Women comprise 36% of MBA students

Although more women are enrolling in full-time MBA programs, the average rate of enrollment isn't increasing very quickly, according to Fortune magazine.

The average enrollment of women in full-time MBA programs at 36 business schools rose from 32 percent in 2011 to 36 percent in 2015, according toa report from Forté Foundation, a nonprofit consortium of companies, business schools and the Graduate Management Admissions Council, which analyzed enrollment figures from 36 schools that are Forté members.

Women accounted for at least 40 percent of students at 12 of the schools, including Cambridge, Mass.-based Harvard Business School, New Haven, Conn.-based Yale School of Management, Hanover, N.H.-based Tuck School of Business at Dartmouth and the Kellogg School of Management Northwestern University in Evanston, Ill.

The modest increase of less than 1 percent per year, especially as women have been outpacing men in overall degree attainment in recent years, shows room for significant improvement.

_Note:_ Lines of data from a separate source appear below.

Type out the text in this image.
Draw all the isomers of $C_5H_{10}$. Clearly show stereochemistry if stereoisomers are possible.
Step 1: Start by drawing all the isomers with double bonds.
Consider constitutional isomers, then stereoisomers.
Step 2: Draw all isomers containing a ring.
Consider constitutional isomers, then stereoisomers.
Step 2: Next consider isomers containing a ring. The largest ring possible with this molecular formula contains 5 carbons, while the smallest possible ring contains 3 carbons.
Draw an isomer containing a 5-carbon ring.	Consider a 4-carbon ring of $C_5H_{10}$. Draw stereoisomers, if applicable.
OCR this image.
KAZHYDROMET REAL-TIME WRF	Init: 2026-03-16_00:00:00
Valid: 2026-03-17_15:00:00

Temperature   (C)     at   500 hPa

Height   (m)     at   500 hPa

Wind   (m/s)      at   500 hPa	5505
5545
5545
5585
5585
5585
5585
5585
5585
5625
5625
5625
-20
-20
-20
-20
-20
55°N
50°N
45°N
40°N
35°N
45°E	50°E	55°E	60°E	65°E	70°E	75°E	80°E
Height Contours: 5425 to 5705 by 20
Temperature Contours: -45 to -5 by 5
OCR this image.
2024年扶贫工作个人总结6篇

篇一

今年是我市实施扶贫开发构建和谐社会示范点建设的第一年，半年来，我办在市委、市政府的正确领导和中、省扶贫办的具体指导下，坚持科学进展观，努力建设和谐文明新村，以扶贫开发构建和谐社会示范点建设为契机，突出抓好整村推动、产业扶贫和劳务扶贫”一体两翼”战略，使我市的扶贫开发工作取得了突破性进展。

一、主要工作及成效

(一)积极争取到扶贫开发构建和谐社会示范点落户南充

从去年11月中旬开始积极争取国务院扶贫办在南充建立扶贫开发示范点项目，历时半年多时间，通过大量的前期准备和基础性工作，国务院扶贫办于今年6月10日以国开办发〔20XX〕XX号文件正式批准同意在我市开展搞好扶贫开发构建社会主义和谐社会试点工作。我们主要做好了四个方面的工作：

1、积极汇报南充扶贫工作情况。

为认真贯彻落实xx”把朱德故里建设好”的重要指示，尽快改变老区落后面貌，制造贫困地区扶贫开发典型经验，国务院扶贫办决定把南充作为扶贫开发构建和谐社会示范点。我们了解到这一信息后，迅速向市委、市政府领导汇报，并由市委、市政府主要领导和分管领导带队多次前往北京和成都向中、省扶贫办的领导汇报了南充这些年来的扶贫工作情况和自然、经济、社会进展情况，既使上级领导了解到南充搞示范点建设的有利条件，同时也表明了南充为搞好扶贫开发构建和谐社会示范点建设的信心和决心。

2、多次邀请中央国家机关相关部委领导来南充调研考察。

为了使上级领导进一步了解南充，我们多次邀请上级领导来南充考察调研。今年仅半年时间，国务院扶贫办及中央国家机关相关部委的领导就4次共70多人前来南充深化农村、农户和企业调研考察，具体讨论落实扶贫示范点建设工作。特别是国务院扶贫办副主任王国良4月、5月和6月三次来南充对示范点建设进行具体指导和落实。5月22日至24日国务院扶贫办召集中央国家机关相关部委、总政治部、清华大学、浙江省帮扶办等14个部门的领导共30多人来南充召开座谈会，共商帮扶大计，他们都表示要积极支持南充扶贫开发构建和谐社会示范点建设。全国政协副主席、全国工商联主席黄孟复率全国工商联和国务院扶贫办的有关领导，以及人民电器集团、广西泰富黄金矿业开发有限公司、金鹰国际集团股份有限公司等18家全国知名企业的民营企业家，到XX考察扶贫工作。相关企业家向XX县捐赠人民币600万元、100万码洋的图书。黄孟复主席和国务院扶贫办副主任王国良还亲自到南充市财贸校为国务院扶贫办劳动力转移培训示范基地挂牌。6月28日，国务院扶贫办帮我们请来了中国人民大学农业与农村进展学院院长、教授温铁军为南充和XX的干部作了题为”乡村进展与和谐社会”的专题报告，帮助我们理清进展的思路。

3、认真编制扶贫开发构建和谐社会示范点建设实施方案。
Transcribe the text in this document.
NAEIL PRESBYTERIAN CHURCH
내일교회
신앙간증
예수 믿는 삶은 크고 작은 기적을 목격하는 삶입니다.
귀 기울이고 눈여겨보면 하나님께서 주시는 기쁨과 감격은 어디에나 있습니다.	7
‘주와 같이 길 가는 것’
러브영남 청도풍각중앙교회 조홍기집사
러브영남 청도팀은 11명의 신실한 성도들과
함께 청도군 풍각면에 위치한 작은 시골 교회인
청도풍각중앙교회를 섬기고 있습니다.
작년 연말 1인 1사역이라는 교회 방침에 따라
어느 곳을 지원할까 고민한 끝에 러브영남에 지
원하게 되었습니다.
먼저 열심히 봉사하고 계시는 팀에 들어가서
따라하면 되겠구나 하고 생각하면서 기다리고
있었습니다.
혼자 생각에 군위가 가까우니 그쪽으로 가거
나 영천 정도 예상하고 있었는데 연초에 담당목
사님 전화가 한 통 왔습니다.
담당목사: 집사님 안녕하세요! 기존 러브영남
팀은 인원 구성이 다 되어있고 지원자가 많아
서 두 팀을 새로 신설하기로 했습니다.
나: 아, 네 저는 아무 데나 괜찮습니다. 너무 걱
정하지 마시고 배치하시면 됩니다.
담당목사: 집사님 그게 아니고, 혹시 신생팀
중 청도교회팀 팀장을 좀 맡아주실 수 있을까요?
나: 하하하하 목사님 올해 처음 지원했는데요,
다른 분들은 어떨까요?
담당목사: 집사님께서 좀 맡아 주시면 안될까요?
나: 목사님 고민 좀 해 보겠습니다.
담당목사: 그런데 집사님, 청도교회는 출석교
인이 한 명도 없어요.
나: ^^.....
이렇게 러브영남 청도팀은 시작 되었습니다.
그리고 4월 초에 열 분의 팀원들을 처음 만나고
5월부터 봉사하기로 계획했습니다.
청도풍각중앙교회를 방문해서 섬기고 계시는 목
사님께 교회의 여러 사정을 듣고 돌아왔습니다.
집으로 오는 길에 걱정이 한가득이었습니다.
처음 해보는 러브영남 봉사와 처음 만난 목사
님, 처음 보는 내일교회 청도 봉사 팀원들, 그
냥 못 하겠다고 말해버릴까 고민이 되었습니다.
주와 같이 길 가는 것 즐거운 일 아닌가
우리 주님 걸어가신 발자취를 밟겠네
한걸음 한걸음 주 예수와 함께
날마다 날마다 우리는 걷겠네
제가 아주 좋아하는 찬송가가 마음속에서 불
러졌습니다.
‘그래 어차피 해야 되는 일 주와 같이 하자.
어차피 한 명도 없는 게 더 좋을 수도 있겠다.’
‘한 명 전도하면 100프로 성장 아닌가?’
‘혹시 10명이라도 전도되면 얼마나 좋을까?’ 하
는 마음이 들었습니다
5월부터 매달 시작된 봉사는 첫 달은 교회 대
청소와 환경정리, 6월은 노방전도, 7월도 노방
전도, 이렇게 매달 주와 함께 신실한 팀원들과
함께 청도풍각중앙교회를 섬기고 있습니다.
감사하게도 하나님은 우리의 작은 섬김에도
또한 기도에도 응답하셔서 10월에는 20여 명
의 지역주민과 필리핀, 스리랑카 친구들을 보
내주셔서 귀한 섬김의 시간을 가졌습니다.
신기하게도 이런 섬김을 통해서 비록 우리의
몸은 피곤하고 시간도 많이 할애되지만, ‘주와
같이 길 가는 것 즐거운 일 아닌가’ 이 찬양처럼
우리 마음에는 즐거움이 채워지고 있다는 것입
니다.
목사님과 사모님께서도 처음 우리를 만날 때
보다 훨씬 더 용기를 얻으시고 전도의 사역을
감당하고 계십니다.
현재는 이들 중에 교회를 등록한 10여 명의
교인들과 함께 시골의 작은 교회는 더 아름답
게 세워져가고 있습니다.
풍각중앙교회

However, it is important to recognize the progress in women's growing presence in MBA programs, according to Elissa Sangster, executive director of Forté.

"I think we're going to continue to see the schools who have achieved 40 percent head toward 50 percent, and I think a line has been drawn in the sand," Ms. Sangster told Fortune. "Other schools are looking at how they can get to 40 percent as well because they want to be a part of that story. I do think it's a positive trend."